40歳になり、生活は破綻した。小林さんを待っていたのは、何もすることのない、酒を飲むためだけの時間だった。朝起きて震える手で冷蔵庫を開け、喉に酒を流し込む。
「死んで楽になりたいと思い、何度も遺書を書きました。家族への申し訳なさと、自分自身の情けなさと。それから大量の睡眠薬や安定剤を、酒と一緒に飲み込みました。でも、死ねないんです。翌朝、ひどい不快感とともに目が覚めてしまう。真っ先に思うのは『また生きなきゃいけないのか』という絶望でした」
血まみれの救急搬送
そんな荒廃した生活の中で、決定的な事件が起こる。40代前半のある日、泥酔した小林さんは自宅の部屋で足をもつれさせ、激しく転倒した。顔面を強く打ち、口から血を流していた。頭でラックの角にぶつけて、口を切ったのだ。駆けつけた家族が救急車を呼んだ。

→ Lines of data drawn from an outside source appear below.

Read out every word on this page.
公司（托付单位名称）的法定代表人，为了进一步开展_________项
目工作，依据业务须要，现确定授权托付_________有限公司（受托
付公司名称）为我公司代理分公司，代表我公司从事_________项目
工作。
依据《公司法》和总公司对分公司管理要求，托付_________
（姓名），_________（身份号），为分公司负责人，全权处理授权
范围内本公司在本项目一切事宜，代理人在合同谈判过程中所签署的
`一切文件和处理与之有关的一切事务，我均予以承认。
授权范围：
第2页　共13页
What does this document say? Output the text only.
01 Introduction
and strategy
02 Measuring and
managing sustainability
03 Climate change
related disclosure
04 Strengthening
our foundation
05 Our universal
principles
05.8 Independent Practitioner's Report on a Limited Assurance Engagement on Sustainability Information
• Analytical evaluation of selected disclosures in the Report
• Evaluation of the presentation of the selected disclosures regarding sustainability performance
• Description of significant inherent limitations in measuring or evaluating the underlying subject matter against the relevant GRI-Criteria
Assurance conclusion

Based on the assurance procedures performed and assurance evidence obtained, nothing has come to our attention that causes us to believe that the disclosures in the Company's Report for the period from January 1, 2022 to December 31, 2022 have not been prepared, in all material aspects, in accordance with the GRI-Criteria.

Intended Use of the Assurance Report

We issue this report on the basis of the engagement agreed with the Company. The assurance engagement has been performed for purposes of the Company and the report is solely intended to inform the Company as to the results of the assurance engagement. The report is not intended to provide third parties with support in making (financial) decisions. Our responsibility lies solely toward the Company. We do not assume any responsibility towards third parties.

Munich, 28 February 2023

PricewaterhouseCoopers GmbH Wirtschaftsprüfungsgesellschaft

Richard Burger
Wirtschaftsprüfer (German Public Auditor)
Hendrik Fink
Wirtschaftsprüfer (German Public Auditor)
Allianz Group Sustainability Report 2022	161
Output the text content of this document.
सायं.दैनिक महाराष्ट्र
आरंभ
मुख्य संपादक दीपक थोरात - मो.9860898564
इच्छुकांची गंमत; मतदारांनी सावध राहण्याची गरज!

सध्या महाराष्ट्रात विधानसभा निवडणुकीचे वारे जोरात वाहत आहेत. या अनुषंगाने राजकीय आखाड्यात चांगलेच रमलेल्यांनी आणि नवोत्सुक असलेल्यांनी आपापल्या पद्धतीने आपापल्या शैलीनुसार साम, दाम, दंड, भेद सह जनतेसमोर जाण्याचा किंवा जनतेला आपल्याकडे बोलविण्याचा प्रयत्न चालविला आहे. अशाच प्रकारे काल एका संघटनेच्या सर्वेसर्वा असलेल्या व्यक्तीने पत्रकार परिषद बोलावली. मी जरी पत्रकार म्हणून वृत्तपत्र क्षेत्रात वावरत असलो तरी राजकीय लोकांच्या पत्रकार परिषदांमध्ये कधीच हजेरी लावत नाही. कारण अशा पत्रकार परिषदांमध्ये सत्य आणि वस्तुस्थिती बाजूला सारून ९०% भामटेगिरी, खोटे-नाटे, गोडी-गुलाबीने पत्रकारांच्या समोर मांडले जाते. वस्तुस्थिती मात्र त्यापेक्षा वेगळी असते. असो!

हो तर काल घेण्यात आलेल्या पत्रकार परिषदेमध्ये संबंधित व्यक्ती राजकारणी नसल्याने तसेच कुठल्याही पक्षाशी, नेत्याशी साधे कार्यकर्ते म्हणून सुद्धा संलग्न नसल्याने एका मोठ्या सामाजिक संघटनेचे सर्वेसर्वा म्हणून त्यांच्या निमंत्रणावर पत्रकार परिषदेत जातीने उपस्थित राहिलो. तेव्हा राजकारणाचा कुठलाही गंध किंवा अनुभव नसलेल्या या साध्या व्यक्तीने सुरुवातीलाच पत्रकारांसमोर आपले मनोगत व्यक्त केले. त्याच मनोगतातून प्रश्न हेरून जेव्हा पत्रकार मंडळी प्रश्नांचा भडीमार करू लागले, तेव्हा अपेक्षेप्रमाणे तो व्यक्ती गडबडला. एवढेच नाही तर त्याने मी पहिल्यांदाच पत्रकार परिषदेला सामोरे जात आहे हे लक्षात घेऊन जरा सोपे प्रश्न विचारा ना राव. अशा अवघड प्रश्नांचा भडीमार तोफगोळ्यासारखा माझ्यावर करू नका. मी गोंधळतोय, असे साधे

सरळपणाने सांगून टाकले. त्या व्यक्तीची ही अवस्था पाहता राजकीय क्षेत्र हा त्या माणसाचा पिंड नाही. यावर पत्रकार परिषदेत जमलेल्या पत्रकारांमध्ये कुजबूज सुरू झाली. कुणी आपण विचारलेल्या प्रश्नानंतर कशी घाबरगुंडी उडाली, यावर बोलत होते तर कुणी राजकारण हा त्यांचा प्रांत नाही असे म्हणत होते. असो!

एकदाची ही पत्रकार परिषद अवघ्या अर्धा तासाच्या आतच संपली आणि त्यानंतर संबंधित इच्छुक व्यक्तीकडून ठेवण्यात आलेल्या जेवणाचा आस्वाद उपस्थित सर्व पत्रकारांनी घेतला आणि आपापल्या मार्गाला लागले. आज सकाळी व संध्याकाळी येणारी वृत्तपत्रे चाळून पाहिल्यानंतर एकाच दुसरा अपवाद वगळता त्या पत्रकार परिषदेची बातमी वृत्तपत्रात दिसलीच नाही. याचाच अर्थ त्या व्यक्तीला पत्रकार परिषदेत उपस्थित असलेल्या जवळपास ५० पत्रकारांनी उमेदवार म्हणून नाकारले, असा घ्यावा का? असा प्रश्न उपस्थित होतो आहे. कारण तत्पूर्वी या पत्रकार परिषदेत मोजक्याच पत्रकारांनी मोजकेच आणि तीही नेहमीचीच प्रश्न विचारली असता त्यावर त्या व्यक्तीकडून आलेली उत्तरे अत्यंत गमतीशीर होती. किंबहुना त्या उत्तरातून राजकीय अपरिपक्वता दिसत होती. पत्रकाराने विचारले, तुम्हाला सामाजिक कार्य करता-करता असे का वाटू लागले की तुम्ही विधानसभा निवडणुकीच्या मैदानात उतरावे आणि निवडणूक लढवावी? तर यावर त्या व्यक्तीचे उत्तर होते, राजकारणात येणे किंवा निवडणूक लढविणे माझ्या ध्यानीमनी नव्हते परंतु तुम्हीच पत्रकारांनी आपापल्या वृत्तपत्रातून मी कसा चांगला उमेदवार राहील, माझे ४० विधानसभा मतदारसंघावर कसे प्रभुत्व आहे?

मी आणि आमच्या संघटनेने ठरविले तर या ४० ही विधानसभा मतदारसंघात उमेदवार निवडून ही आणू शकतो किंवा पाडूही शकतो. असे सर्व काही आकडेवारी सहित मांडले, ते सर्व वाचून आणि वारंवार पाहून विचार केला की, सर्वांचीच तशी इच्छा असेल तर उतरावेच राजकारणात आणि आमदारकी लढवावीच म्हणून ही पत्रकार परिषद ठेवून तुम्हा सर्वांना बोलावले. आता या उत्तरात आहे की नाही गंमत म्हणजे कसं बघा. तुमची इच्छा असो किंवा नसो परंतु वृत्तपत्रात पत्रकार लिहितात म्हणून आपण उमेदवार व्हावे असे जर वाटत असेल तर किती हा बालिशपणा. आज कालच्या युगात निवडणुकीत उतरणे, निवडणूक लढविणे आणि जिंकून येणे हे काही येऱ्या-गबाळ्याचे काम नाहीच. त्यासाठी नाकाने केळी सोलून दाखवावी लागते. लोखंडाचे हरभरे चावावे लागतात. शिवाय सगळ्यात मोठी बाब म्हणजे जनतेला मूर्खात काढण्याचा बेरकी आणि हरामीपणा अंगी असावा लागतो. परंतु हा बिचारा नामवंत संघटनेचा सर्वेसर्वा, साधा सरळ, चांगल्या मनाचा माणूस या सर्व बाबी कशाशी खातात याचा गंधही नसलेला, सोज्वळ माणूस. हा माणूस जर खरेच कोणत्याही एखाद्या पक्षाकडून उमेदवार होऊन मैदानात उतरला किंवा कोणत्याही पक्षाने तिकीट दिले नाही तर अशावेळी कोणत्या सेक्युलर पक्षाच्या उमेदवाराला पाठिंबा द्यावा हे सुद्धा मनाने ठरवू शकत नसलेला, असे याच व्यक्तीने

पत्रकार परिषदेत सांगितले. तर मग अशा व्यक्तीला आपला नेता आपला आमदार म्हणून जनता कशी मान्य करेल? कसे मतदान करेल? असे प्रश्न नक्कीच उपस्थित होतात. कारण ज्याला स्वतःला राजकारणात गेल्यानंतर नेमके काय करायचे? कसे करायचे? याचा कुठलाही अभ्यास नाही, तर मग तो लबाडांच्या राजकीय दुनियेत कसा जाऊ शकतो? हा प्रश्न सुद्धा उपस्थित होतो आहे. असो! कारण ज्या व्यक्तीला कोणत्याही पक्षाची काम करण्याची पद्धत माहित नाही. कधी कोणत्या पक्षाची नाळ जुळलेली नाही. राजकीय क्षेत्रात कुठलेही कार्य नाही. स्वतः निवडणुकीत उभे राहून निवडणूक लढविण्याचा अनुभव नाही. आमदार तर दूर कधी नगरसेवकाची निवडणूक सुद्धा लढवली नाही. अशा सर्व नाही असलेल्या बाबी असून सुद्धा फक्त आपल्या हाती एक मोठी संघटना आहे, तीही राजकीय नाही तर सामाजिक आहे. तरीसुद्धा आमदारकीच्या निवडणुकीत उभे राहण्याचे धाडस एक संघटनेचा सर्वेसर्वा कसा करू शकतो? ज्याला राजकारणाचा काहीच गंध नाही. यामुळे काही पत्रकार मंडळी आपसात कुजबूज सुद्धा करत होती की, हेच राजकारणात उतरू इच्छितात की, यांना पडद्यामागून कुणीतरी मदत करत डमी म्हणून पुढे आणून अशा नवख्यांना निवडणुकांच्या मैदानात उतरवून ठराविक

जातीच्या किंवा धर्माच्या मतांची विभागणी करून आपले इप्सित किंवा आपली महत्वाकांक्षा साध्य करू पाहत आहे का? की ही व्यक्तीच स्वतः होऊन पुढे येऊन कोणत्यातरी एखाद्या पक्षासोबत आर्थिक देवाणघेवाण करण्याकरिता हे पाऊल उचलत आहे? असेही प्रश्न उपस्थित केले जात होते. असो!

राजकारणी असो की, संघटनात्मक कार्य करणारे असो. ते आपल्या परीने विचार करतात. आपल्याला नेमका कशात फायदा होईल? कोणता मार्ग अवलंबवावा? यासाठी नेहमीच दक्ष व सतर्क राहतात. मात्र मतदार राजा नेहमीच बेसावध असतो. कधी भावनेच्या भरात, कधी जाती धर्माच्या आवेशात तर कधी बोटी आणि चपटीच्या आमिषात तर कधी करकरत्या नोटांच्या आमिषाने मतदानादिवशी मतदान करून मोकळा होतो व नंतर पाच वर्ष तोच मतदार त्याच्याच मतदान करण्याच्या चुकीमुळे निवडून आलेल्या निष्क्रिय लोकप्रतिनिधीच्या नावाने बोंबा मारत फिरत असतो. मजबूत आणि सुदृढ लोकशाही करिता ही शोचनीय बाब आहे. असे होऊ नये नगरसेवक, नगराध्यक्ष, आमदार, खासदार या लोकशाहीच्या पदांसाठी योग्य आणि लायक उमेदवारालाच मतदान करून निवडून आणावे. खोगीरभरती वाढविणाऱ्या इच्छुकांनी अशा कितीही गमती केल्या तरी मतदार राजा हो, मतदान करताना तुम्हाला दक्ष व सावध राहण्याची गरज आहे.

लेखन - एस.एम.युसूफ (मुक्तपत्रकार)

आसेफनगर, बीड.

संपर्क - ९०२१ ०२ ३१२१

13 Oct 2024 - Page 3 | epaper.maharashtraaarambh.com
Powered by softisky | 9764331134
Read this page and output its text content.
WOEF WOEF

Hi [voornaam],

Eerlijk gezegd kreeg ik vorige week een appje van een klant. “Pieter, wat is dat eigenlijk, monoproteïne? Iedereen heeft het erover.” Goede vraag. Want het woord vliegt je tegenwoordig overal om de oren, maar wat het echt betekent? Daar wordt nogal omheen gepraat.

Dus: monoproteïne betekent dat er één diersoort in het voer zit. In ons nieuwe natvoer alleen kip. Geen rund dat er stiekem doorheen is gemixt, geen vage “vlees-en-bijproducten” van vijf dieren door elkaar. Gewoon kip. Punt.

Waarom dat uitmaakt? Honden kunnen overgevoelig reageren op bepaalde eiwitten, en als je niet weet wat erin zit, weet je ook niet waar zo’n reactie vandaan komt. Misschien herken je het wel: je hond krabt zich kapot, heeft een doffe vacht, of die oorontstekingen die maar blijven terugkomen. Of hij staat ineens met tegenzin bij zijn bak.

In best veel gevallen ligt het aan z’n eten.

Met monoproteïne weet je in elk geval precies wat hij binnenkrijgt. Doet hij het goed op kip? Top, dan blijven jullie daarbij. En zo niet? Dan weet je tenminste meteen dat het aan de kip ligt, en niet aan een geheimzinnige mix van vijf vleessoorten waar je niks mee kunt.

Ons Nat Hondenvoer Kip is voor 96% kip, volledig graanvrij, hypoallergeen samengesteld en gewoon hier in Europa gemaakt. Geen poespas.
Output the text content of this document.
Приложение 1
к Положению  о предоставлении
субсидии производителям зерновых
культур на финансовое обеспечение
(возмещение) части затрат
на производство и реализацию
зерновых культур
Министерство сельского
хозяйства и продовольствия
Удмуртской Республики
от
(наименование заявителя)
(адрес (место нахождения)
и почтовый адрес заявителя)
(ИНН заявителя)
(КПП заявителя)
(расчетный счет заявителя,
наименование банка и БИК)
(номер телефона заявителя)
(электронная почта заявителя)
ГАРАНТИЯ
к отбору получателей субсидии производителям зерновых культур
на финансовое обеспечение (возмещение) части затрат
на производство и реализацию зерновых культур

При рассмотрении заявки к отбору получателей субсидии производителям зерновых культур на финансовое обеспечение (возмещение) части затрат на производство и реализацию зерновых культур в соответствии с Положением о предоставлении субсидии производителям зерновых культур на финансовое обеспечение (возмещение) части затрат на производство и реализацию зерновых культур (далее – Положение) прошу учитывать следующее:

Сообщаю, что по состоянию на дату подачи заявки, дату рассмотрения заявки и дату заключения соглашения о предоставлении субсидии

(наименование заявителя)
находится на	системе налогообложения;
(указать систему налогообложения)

「このときは死のうとしたのではなく、自傷行為の延長のようなものでした」

その時、彼の心の奥底で眠っていた「生きたい」という本能が、わずかに火を灯した。自傷を繰り返し、死を願っていたはずの男が、初めて死への「恐怖」を実感した。
「この頃、自傷行為が激しくなっていたんです。といってもカッターでただ傷つけているような感じです。そのとき、『もしかしたら死んじゃうかも?』と思っていたんです。でも、『もうちょっと、生きてみたい』と思ったんです。だからクリニックに通院し、ナイトケアにも通い、酒をやめようと思っていたんですが、やめられなかった。そのため『入院させてください』と言ったんです」
小林さんは自ら、日本でのアルコール関連の健康問題に関する治療で名高い、久里浜医療センターへ入院することになった。